Quatre mois s’étaient passés de la sorte, en semaines d’exaltation et de transformation des plus inouïes. Le semestre courait vers sa fin. Je voyais avec terreur s’approcher les vacances, car j’aimais mon purgatoire, et l’atmosphère anti-intellectuelle et terne de la vie de famille dans mon pays me menaçait comme un exil et une spoliation. Déjà je ruminais des plans secrets pour faire accroire à mes parents qu’un travail important me retenait ici ; déjà je tressais adroitement un réseau de mensonges et d’échappatoires pour prolonger la durée de cette présence dévoratrice. Mais le temps et l’heure de mon départ étaient depuis longtemps fixés par le destin. Et cette heure était suspendue au-dessus de moi invisible, comme le coup de midi est suspendu dans le bronze des cloches, pour retentir ensuite à l’improviste et rappeler gravement le temps du travail ou de la séparation aux insouciants.

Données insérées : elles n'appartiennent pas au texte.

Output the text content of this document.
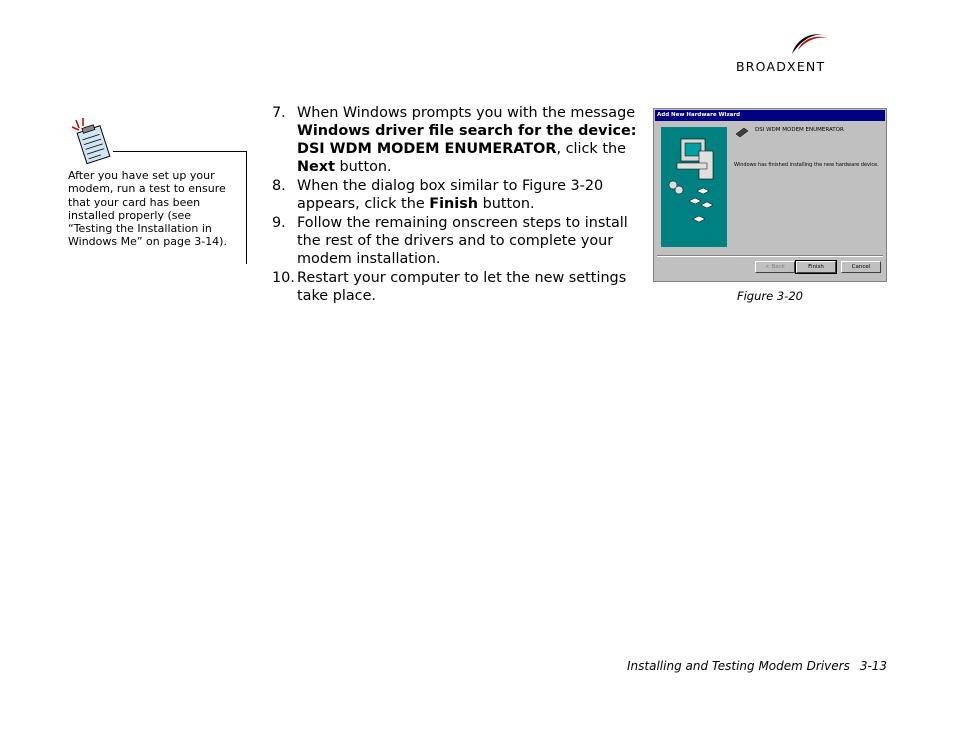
BROADXENT
After you have set up your
modem, run a test to ensure
that your card has been
installed properly (see
“Testing the Installation in
Windows Me” on page 3-14).
7. When Windows prompts you with the message
Windows driver file search for the device:
DSI WDM MODEM ENUMERATOR, click the
Next button.
8. When the dialog box similar to Figure 3-20
appears, click the Finish button.
9. Follow the remaining onscreen steps to install
the rest of the drivers and to complete your
modem installation.
10. Restart your computer to let the new settings
take place.
Add New Hardware Wizard
DSI WDM MODEM ENUMERATOR
Windows has finished installing the new hardware device.
< Back	Finish	Cancel
Figure 3-20
Installing and Testing Modem Drivers 3-13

Comme ce soir fatal commença bien, avec quelle perfide beauté ! J’avais dîné avec eux deux ; les fenêtres étaient ouvertes, et dans leur cadre obscurci le ciel crépusculaire entrait peu à peu, lentement, avec ses nuées blanches : quelque chose de doux et de clair émanait de leurs reflets flottant majestueusement, et se prolongeait au loin ; on en ressentait une impression forte et profonde. Nous avions causé, sa femme et moi, avec plus de désinvolture, de calme et d’animation qu’à l’ordinaire. Mon maître se taisait, tandis que nous parlions ; mais son silence s’étendait comme une aile repliée au-dessus de notre entretien. Je le regardais de côté, à la dérobée : il y avait ce jour-là dans son être une singulière clarté, un peu d’agitation aussi, mais sans rien de nerveux – tout comme dans ces nuées de l’été. Parfois il levait son verre de vin et le tenait à contre-jour, prenant plaisir à sa couleur ; et lorsque mon regard joyeux accompagnait ce geste, il souriait légèrement et levait son verre de mon côté comme pour un toast. Rarement j’avais vu son visage aussi clair, ses mouvements aussi tranquilles et harmonieux : il était assis là, presque dans la joie d’une fête, comme s’il eût entendu dans la rue une musique ou qu’il eût prêté l’oreille à un entretien invisible. Ses lèvres, où passaient d’ordinaire sans cesse d’imperceptibles ondes, étaient immobiles et molles comme un fruit pelé, et son front, qu’il tournait maintenant avec lenteur du côté de la fenêtre, baignait dans les reflets de cette douce clarté et me semblait plus beau que jamais.